Dave has trouble with his boss. He feels belittled, under-appreciated, underpaid. Time and again he desires to take a stand for himself. Time and again he shrinks away from the challenge.

We drop out of the surface world (Consensus Reality) and enter Dreamland. A child cowers in the corner as a King-Kong like figure rampages through the city.

We imagine what it must feel like, to be King Kong. We stand up and embody the shape. We begin to trash the city with big sweeping blows to the buildings. We throw cars. We get big. We terrify.

We explore, also, the felt sense of the child. We become the weak, quivering one. We become terrified.

We begin to understand the fear.

We descend further to the essence level. Here we can see that these figures emerge from the same place. They have something in common. Perhaps they both feel out of place. Perhaps they are both, in some way, scared.

When we return from our journey and look at Dave’s trouble with his boss, a new way forward has been revealed.

A Little More about the Work

Arnold Mindell, and his partner Amy, were the pioneers of this work in the late part of the 20th Century. Mindell was originally a theoretical physicist who followed a hunch that the quantum field had deep implications in the psyche of human beings. This hunch led him to the Jung Institute where, amongst other teachers and mentors, he received tutelage from Marie-Louise von Franz.
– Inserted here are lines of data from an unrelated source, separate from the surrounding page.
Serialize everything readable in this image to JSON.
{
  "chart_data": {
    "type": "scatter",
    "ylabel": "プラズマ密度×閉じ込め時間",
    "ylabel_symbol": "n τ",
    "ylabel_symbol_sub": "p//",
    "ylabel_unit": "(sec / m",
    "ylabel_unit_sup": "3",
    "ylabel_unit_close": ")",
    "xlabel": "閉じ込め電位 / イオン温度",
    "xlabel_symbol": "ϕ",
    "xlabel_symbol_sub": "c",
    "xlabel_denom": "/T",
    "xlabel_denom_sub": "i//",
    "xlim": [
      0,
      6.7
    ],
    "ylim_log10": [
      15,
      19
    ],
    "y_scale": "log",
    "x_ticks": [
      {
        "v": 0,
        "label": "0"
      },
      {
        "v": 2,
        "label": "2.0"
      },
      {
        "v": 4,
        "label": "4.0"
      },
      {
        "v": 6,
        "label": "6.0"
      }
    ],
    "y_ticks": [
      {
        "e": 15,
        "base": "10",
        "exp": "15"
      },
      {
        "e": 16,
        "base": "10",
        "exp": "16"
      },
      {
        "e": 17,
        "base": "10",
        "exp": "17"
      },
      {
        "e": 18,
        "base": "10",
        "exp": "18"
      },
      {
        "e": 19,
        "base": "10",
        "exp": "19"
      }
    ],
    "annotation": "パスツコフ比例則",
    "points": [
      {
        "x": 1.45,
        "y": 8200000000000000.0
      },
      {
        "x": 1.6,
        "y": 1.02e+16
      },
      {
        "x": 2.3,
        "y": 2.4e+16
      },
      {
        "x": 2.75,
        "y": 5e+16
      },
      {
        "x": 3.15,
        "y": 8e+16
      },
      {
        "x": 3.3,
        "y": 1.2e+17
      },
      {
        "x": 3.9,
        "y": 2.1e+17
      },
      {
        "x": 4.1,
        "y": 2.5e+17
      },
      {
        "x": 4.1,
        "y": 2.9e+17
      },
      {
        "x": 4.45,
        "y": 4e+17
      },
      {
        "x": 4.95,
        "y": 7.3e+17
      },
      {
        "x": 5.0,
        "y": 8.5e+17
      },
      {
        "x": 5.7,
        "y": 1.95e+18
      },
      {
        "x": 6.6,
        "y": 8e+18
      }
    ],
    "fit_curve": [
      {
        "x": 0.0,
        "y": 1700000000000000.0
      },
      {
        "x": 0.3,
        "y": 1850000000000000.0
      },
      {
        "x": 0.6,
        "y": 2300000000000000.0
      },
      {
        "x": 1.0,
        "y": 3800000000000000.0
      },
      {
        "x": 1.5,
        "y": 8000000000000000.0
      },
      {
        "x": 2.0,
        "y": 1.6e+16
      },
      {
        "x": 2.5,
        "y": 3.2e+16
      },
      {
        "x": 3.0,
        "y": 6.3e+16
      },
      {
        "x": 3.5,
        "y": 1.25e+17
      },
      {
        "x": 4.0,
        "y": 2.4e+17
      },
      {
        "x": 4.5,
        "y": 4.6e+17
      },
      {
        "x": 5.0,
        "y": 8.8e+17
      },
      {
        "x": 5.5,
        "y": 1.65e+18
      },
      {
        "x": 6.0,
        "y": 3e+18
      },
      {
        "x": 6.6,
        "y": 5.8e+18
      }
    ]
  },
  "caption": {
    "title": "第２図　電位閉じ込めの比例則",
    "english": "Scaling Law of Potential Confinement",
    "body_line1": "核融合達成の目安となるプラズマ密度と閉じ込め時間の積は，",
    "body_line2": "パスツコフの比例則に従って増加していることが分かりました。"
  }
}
As he made his way out of Switzerland and back to his home in Portland, Oregon, he realised that the body was largely missing from Jung’s work. He asked the question: What is the dreamlike nature that underlies physical symptoms? How can these be explored for deeper healing (in the sense of ‘becoming more whole’)?

This search opened up new doorways in which to work with the psyche, or perhaps more accurately; rediscovered old doorways that had been long barred by the rationalism of the Western mind. This took Mindell back to indigenous cultures and ancient, shamanic ways of viewing the multiple layers of reality. To (perhaps over-)simplify, he started to work with a three-fold structure of reality: Consensus Reality (the layer ‘we’ ‘all’ agree upon; eg that is a chair); Dreamland (the more mythic/symbolic layer underlying and influencing CR); and Essence Level (the layer from which all things arise and eventually return).

His wife, Amy, was instrumental in bringing to the work a focus on the nature of the approach of the therapist. Her term, ‘Metaskills’, helped to return the focus to therapeutic basics such as deep listening, empathy and how we dream into being the potentials of the one we speak to.

To get a further anecdotal sense of this, read one of my fellow Alumni’s articles describing the work here. Deeper still, this is a process we unfolded together in our training.

In Practice

The structure of a session, like the Dao, is a formless form. It’s a collaboration between practitioner and client as both embark on an expedition of discovery into the unknown parts of the psyche. A deep respect for what is permeates the field as each symptom, reaction and disturbance is allowed to be explored.

There is often an invisible hand guiding the session as troubles and concerns are given their space. Unlike traditional psychotherapy, there is a certain vibrance to the work; one minute we might be sitting and talking, the next we’re up role playing in the archetypes, the next we’re drawing an ‘energy sketch’, the next we’ve entered a dream and are imagining ways in which it could be re-dreamt.

As such, Process Work is a dance between the creative and the receptive, a dance that moves to the rhythm of each individual soul. In the background is the premise that, as living beings, we are all constantly changing and evolving. Behind this is the sense that each disturbing force that arises into this space is a part of the desire of the self for more wholeness; the allowance of more and more parts into one’s totality.